In 2009 we started working with a new idea. We met children in different places and through lectures and workshops, we encouraged them to take the initiative to transform their environment. We went to public and private schools in order to teach children that they have the ability in their hands to undertake these initiatives.
Soon, we partnered up with various organizations that supported us to achieve a greater social impact. In 2010, I published my first book, called "El Mundo es mi Sueño (The World is my Dream)," and without thinking I got to be the first girl to have its certificate of copyright law in Mexico, but I'm more proud to report that other children have already published their books. Remember that any small action can generate a big change!!!

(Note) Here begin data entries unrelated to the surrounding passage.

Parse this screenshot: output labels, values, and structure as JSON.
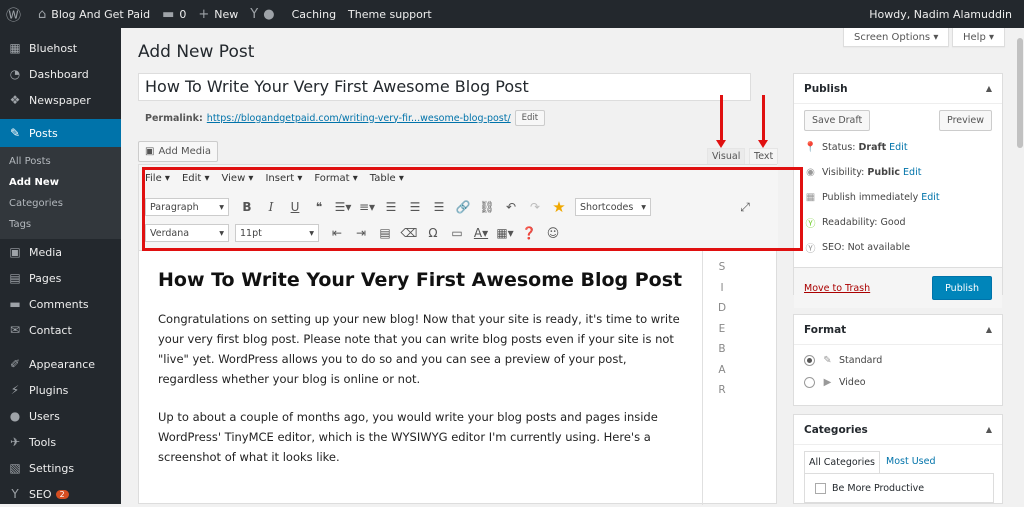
{
  "adminbar": {
    "wp_logo": "wordpress-icon",
    "site_name": "Blog And Get Paid",
    "comments": "0",
    "new": "New",
    "caching": "Caching",
    "theme_support": "Theme support",
    "greeting": "Howdy, Nadim Alamuddin"
  },
  "sidebar": {
    "items": [
      {
        "label": "Bluehost",
        "icon": "grid-icon"
      },
      {
        "label": "Dashboard",
        "icon": "gauge-icon"
      },
      {
        "label": "Newspaper",
        "icon": "newspaper-icon"
      },
      {
        "label": "Posts",
        "icon": "pin-icon"
      },
      {
        "label": "Media",
        "icon": "media-icon"
      },
      {
        "label": "Pages",
        "icon": "pages-icon"
      },
      {
        "label": "Comments",
        "icon": "comment-icon"
      },
      {
        "label": "Contact",
        "icon": "mail-icon"
      },
      {
        "label": "Appearance",
        "icon": "brush-icon"
      },
      {
        "label": "Plugins",
        "icon": "plug-icon"
      },
      {
        "label": "Users",
        "icon": "user-icon"
      },
      {
        "label": "Tools",
        "icon": "wrench-icon"
      },
      {
        "label": "Settings",
        "icon": "settings-icon"
      },
      {
        "label": "SEO",
        "icon": "seo-icon"
      }
    ],
    "posts_sub": [
      "All Posts",
      "Add New",
      "Categories",
      "Tags"
    ],
    "seo_badge": "2"
  },
  "header": {
    "title": "Add New Post",
    "screen_options": "Screen Options ▾",
    "help": "Help ▾"
  },
  "editor": {
    "post_title": "How To Write Your Very First Awesome Blog Post",
    "permalink_label": "Permalink:",
    "permalink_url": "https://blogandgetpaid.com/writing-very-fir...wesome-blog-post/",
    "edit": "Edit",
    "add_media": "Add Media",
    "tab_visual": "Visual",
    "tab_text": "Text",
    "menus": [
      "File ▾",
      "Edit ▾",
      "View ▾",
      "Insert ▾",
      "Format ▾",
      "Table ▾"
    ],
    "paragraph": "Paragraph",
    "shortcodes": "Shortcodes",
    "font": "Verdana",
    "size": "11pt",
    "heading": "How To Write Your Very First Awesome Blog Post",
    "p1": "Congratulations on setting up your new blog! Now that your site is ready, it's time to write your very first blog post. Please note that you can write blog posts even if your site is not \"live\" yet. WordPress allows you to do so and you can see a preview of your post, regardless whether your blog is online or not.",
    "p2": "Up to about a couple of months ago, you would write your blog posts and pages inside WordPress' TinyMCE editor, which is the WYSIWYG editor I'm currently using. Here's a screenshot of what it looks like.",
    "sidebar_letters": [
      "S",
      "I",
      "D",
      "E",
      "B",
      "A",
      "R"
    ]
  },
  "publish": {
    "title": "Publish",
    "save_draft": "Save Draft",
    "preview": "Preview",
    "status_label": "Status:",
    "status": "Draft",
    "visibility_label": "Visibility:",
    "visibility": "Public",
    "schedule": "Publish immediately",
    "readability": "Readability: Good",
    "seo": "SEO: Not available",
    "trash": "Move to Trash",
    "publish_btn": "Publish",
    "edit": "Edit"
  },
  "format": {
    "title": "Format",
    "standard": "Standard",
    "video": "Video"
  },
  "categories": {
    "title": "Categories",
    "all": "All Categories",
    "most_used": "Most Used",
    "item": "Be More Productive"
  }
}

Let Girls Lead empowers girls and their allies to lead social change through advocacy, education, economic empowerment, storytelling and strategic partnerships, contributing to improved health, education and livelihoods for more than 3 million girls globally.
Let Girls Lead's Global Girls' Conversation video contest highlights girls' power to create change by sharing their own solutions through short videos. The video contest has been an exciting opportunity for girls, organizations working with girls and girls' allies to submit one to two-minute videos capturing girls' solutions and successes. In partnership with the Huffington Post, Let Girls Lead will continue to feature these compelling videos on the Global Girls' Conversation interactive platform and on Huffington Post's Global Motherhood column, sharing girls' power to lead change with a global audience. Contest winners will be announced on International Women's Day and receive $10,000 in cash, equipment and training to create their own short films.